LUMEZZANE – EVEREST PIACENZA 34 – 12

EVEREST PIACENZA
Grandi, Mazzoni (37’st Nosotti), Forte, Barani, Bucellari, Zampedri, Beghi (30’st Azzali), Marazzi, Toscani M., Milani (9’ st Busato), Battini (27’ st Rossi), Casali, Cò (1’ st Barzan), Tribastone (38’ Cocchiaro), Baccalini (35’ st Canderle). All: Rolleston, Berzieri.

Marcature: 2’ cp Lumezzane (3-0); 4’ mt tr Lumezzane (10-0); 7’ cp Lumezzane (13-0); 11’ cp Lumezzane (16-0); 32’ cp Lumezzane (19-0); 37’ mt tr Beghi (19-7); secondo tempo: 18’ mt Lumezzane (24-7); 20’ mt tr Lumezzane (31-7); 25’ cp Lumezzane (34-7); 29’ mt Cocchiaro (34-12).

Il Lumezzane chiude il girone d’andata imbattuto, lasciandosi alle spalle il Rovato, a due lunghezze, il Monferrato, a meno quattro, e l’Everest Piacenza, a meno nove. Insomma, neppure il miglior Piacenza è riuscito ad avere la meglio sulla corazzata lombarda, anche se il risultato di questo big match non fotografa esattamente l’andamento. Tanto che alla fine il Lumezzane non guadagna il punto di bonus poiché marca solamente tre mete, una in più rispetto alla squadra biancorossa. La differenza semmai si è manifestata nella mancanza di disciplina da parte della squadra di Rolleston: nove calci di punizione a sfavore solo nel primo tempo e un cartellino giallo (Grandi, ndc) nella ripresa che costerà ben 15 punti. Peccato, perché con un atteggiamento diverso il Piacenza avrebbe potuto raccogliere molto di più. La cronaca della gara si apre con il Lumezzane a mantenere l’iniziativa e il Piacenza a rispondere in maniera fallosa.

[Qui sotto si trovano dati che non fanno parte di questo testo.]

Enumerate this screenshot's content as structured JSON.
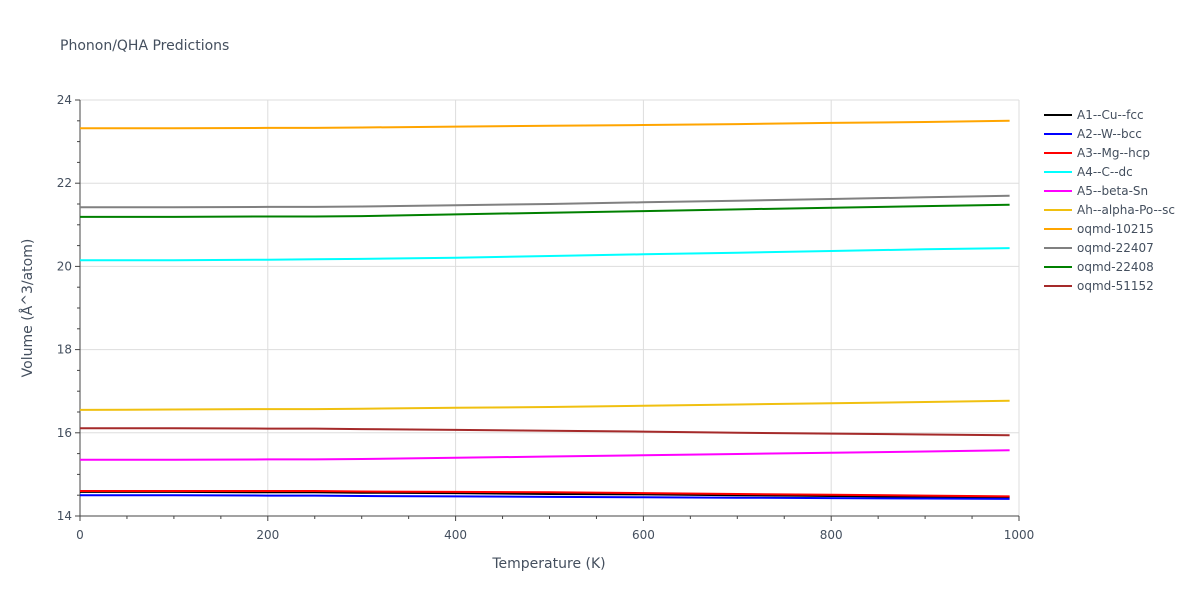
{
  "chart_data": {
    "type": "line",
    "title": "Phonon/QHA Predictions",
    "xlabel": "Temperature (K)",
    "ylabel": "Volume (Å^3/atom)",
    "xlim": [
      0,
      1000
    ],
    "ylim": [
      14,
      24
    ],
    "xticks": [
      0,
      200,
      400,
      600,
      800,
      1000
    ],
    "yticks": [
      14,
      16,
      18,
      20,
      22,
      24
    ],
    "grid": true,
    "legend_position": "right",
    "x": [
      0,
      100,
      200,
      250,
      300,
      400,
      500,
      600,
      700,
      800,
      900,
      990
    ],
    "series": [
      {
        "name": "A1--Cu--fcc",
        "color": "#000000",
        "values": [
          14.58,
          14.58,
          14.57,
          14.57,
          14.56,
          14.55,
          14.53,
          14.52,
          14.5,
          14.48,
          14.46,
          14.45
        ]
      },
      {
        "name": "A2--W--bcc",
        "color": "#0000ff",
        "values": [
          14.5,
          14.5,
          14.49,
          14.49,
          14.48,
          14.47,
          14.46,
          14.45,
          14.44,
          14.43,
          14.42,
          14.41
        ]
      },
      {
        "name": "A3--Mg--hcp",
        "color": "#ff0000",
        "values": [
          14.6,
          14.6,
          14.6,
          14.6,
          14.59,
          14.58,
          14.57,
          14.55,
          14.53,
          14.51,
          14.49,
          14.47
        ]
      },
      {
        "name": "A4--C--dc",
        "color": "#00ffff",
        "values": [
          20.15,
          20.15,
          20.16,
          20.17,
          20.18,
          20.21,
          20.25,
          20.29,
          20.33,
          20.37,
          20.41,
          20.44
        ]
      },
      {
        "name": "A5--beta-Sn",
        "color": "#ff00ff",
        "values": [
          15.35,
          15.35,
          15.36,
          15.36,
          15.37,
          15.4,
          15.43,
          15.46,
          15.49,
          15.52,
          15.55,
          15.58
        ]
      },
      {
        "name": "Ah--alpha-Po--sc",
        "color": "#f0c010",
        "values": [
          16.55,
          16.56,
          16.57,
          16.57,
          16.58,
          16.6,
          16.62,
          16.65,
          16.68,
          16.71,
          16.74,
          16.77
        ]
      },
      {
        "name": "oqmd-10215",
        "color": "#ffa500",
        "values": [
          23.32,
          23.32,
          23.33,
          23.33,
          23.34,
          23.36,
          23.38,
          23.4,
          23.42,
          23.45,
          23.47,
          23.5
        ]
      },
      {
        "name": "oqmd-22407",
        "color": "#808080",
        "values": [
          21.42,
          21.42,
          21.43,
          21.43,
          21.44,
          21.47,
          21.5,
          21.54,
          21.58,
          21.62,
          21.66,
          21.7
        ]
      },
      {
        "name": "oqmd-22408",
        "color": "#008000",
        "values": [
          21.19,
          21.19,
          21.2,
          21.2,
          21.21,
          21.25,
          21.29,
          21.33,
          21.37,
          21.41,
          21.45,
          21.48
        ]
      },
      {
        "name": "oqmd-51152",
        "color": "#a52a2a",
        "values": [
          16.11,
          16.11,
          16.1,
          16.1,
          16.09,
          16.07,
          16.05,
          16.03,
          16.0,
          15.98,
          15.96,
          15.94
        ]
      }
    ]
  }
}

E così , in una decina di minuti, i padroni di casa mettono a segno tre piazzati e una meta scaturita da una disattenzione difensiva dei piacentini. Il Piacenza non sta a guardare, attacca la metà campo bresciana ma si scontra con una difesa molto compatta quanto fisica: buona l’iniziativa, un po’ meno la concretezza. Alla mezz’ora il Lumezzane usufruisce di un nuovo piazzato e allunga il passo, poi subisce nel finale la meta (trasformata) di Beghi per il 19-7 che porta le due squadre al riposo. In avvio di ripresa la situazione di equilibrio impedisce alle due squadre di segnare, ma al 15’ Grandi viene sanzionato con un cartellino giallo e la partita subisce una svolta abbastanza netta. Infatti, il Lumezzane approfitta al massimo della superiorità numerica, marcando subito una meta con due uomini in più nella linea d’attacco. Subito dopo, con il Piacenza in attacco, un difensore lombardo intercetta l’ovale a metà campo e s’invola fin sotto i pali biancorossi. E non poteva mancare l’ennesimo piazzato che, allo scadere dei 10 minuti di punizione inflitta a Grandi, aggiunge altri tre punti: 15 in tutto, in poco meno di dieci minuti di gioco.

L’ultimo quarto trova il Piacenza proiettato in avanti, ma la difesa del Lumezzane non si lascia sorprendere. Fino alla meta di Cocchiaro, che bagna nel migliore dei modi il suo esordio in biancorosso. I ragazzi di Rolleston insistono, ma il risultato non cambierà più: il Lumezzane resta imbattuto e guarda alla serie A con sempre maggiore convinzione.

La corsa del Piacenza comunque non s’interrompe sicuramente qui. Domenica la squadra biancorossa è ospite dell’Amatori Genova, fanalino di coda del girone, e deve assolutamente far ritorno a casa con il massimo dei punti disponibili per rimanere nella scia delle pretendenti alla promozione.